Attachment Difficulties describe a pattern in which a young child's natural seeking of comfort, security and connection from caregivers is disrupted — usually following experiences of insufficient, inconsistent or disrupted early care. In ICD-11, 6B44 relates to disorders associated with disturbed attachment in early childhood, most notably reactive attachment disorder, where a child shows markedly withdrawn, inhibited emotional responses toward caregivers. It is important to understand this is rooted in a child's care experience, not a flaw in the child — and many such patterns respond well to a stable, nurturing environment.

What this looks like in early childhood

Typically recognised after about 9 months and before age 5, the picture may include a child who rarely turns to a caregiver for comfort when distressed, seems emotionally withdrawn or flat, shows limited social smiling or shared positive emotion, and does not settle easily even when soothed. Some children instead show the opposite — overly familiar, indiscriminate friendliness toward unfamiliar adults. These patterns are understood only in the context of a child's history of care, which is why an attachment picture is never read from a single observation.
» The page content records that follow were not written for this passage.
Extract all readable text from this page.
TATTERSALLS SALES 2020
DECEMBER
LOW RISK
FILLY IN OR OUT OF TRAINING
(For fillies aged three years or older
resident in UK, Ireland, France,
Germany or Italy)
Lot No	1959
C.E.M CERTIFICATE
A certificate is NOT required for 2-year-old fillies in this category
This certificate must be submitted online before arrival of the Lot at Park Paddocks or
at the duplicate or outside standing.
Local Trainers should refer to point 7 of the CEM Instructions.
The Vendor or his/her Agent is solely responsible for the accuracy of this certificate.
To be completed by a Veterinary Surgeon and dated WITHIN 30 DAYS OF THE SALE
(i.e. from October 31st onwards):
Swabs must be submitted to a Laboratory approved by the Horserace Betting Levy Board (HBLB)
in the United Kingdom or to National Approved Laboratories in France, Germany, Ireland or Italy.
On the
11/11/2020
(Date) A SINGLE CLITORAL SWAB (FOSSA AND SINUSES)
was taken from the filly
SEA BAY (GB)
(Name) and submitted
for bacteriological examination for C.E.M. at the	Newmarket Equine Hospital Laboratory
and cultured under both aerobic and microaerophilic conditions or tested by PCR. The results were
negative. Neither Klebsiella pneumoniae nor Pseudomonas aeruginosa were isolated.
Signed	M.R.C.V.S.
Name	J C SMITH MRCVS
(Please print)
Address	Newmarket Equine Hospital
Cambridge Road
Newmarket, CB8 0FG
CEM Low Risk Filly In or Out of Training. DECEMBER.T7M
Crucially, many of these signs overlap with other developmental and emotional pathways, so they point toward a gentle developmental review, never a self-made conclusion.

When to seek a review

If a child consistently does not seek or accept comfort, appears persistently withdrawn or unusually unselective with strangers, a developmental and emotional check is wise. The most powerful intervention is strengthening a stable, responsive caregiving relationship — so support is built around the family, not apart from it.

The Pinnacle way

This is general information, not a diagnosis — a clinical AbilityScore® and any diagnosis are formed only at a Pinnacle Blooms Network centre, under qualified clinician care, never from an app or checklist. Our approach centres the caregiver–child bond through behavioural therapy and relationship-based support, individualised to each child's attachment difficulties profile.

Trusted sources

WHO ICD-11 (disorders associated with disturbed early-childhood attachment); WHO Nurturing Care Framework on responsive caregiving; AAP guidance on early relational health and child wellbeing.
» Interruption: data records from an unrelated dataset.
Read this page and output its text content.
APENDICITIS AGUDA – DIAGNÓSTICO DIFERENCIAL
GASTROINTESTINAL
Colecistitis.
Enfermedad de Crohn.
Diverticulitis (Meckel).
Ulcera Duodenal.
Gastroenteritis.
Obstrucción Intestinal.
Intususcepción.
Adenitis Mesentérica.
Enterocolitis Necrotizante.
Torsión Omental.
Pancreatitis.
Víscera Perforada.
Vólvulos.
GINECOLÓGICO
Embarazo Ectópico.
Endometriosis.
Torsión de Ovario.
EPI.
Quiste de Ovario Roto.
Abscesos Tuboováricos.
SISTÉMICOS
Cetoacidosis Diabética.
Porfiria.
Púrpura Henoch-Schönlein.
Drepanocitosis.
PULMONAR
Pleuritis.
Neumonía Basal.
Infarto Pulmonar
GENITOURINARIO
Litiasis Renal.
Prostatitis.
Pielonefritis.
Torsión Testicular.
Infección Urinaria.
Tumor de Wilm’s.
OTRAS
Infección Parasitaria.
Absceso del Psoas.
Next step — Book a warm, non-judgemental developmental and emotional review to understand your child's needs and strengthen the bonds that help them thrive.

What to watch

A child who rarely seeks or accepts comfort when distressed, seems emotionally withdrawn or flat, shows little shared positive emotion, settles poorly even when soothed — or the opposite, being overly familiar and unselective with unfamiliar adults.

Try this at home

Be the steady, predictable presence: respond warmly and consistently to your child's cues, name their feelings calmly, and offer comfort even when it is refused — repeated, reliable responsiveness is what gently rebuilds trust over time.

Trusted sources

Developed by SETU Consortium · Pinnacle Blooms Network · Last reviewed 2026-06-10 · reviewed every 365 days

This is general information, not a diagnosis. A clinical AbilityScore® and any diagnosis are formed only at a Pinnacle Blooms Network centre, under qualified clinician care.

Frequently asked

Is Attachment Difficulties the child's fault?

No. Attachment Difficulties arise from a child's experience of early care — typically inconsistent, insufficient or disrupted caregiving — not from any flaw in the child. The most effective support is strengthening a stable, warm and responsive caregiving relationship around the child.

At what age can Attachment Difficulties be recognised?

These patterns are usually considered after about 9 months of age and before age 5, once a child is developmentally able to form and show selective attachments. A picture is read only in the context of the child's full care history by a qualified clinician, never from a single observation.

Can children recover from Attachment Difficulties?

Many children respond well when placed in a stable, predictable and emotionally responsive environment. Relationship-based support that strengthens the caregiver–child bond is central, and progress is best guided by a qualified clinician through individualised care.